Northern Ireland

Call to change Northern Ireland school worship system

Image caption The study of RE and acts of collective worship are compulsory in NI schools but parents can withdraw their child from these on the grounds of conscience

The requirement for Northern Ireland schools to arrange daily acts of collective worship should end, a new report has said.

The Commission on Religion and Belief in Public Life said schools should hold instead "inclusive assemblies".

Its report said these should be "appropriate for pupils and staff of all religions and beliefs".

Religious Education (RE) and acts of collective worship are compulsory in Northern Ireland schools.

Parents do have the option to withdraw their child from these on the grounds of conscience.

The commission also called specifically for RE to be broadened to "include more religions, and non-religious worldviews on the same basis as religions".

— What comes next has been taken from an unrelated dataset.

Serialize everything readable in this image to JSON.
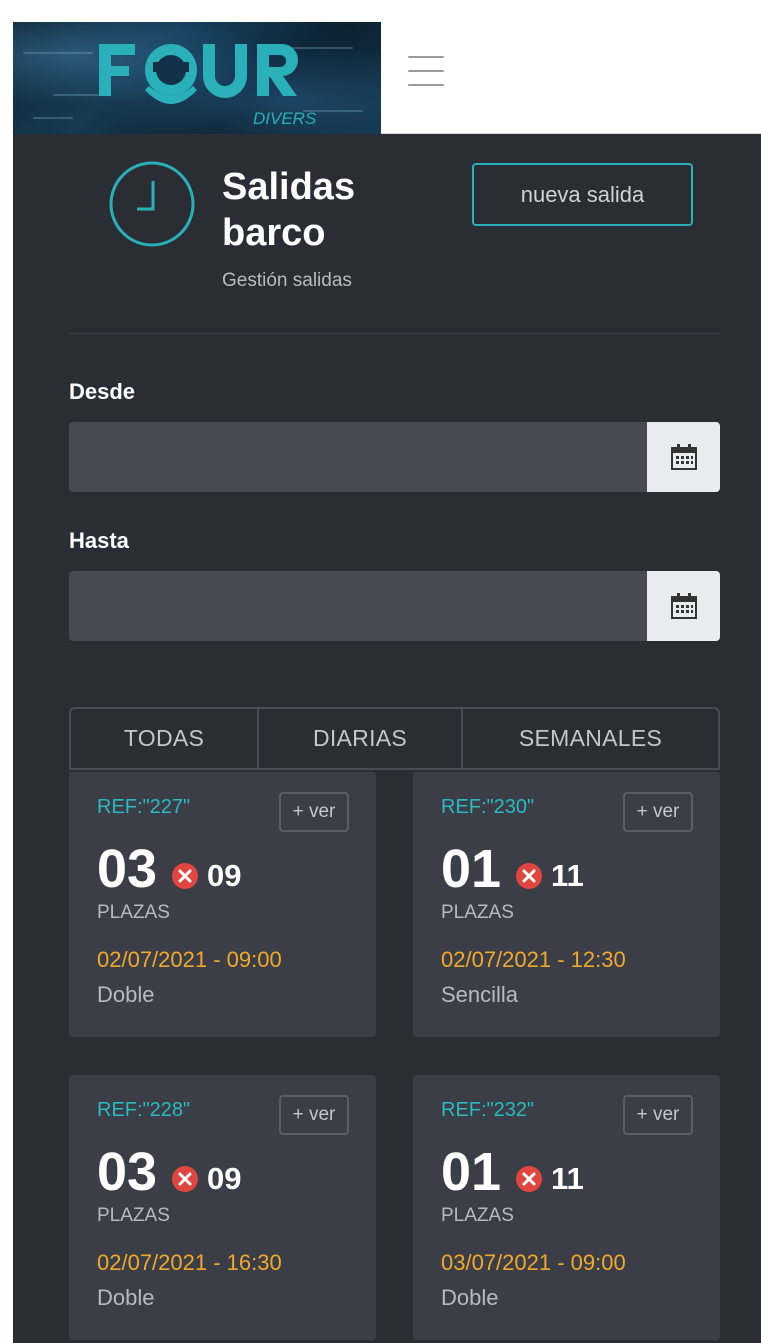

It is chaired by Rt Hon Baroness Butler-Sloss, and includes 20 representatives from a range of religious and non-religious backgrounds across the UK.

It has spent two years looking at the place and role of religion and belief in contemporary Britain, and makes recommendations for public life and policy.

'Confessional instruction'

While it made a range of proposals across UK civic life, one chapter of the report is solely on education, and it contains comments specific to RE in Northern Ireland.

The commission said that education about religion and belief is essential in schools, but says it must reflect religious and non-religious traditions in the UK, and should not contain elements of "confessional instruction or indoctrination".

Schools in Northern Ireland have to teach RE for children up to the age of 16 on the basis of a core curriculum drawn up by the four main churches.

However, schools can teach aspects of religion beyond the curriculum to reflect the ethos of the school.

The commission's report was critical of the Northern Ireland syllabus, saying that study of world religions "is only available for Key Stage 3 pupils on the basis of the churches' argument that younger children would be confused".

It said: "Growing numbers of children and young people from other cultural and religious backgrounds are not well served by a churches-devised RE core syllabus that positions itself as having an essential Christian character."

The report also called for the subject of RE to be "renamed" and "given an explicitly educational rather than confessional focus".

The report was also critical of what it called the "divided" education system in Northern Ireland.

"Separate education means, intentionally or otherwise, that very few pupils experience any of their learning, including RE, in the company of children from a tradition other than their own," it said.

However, the report did not explicitly call for all schools in Northern Ireland to be integrated.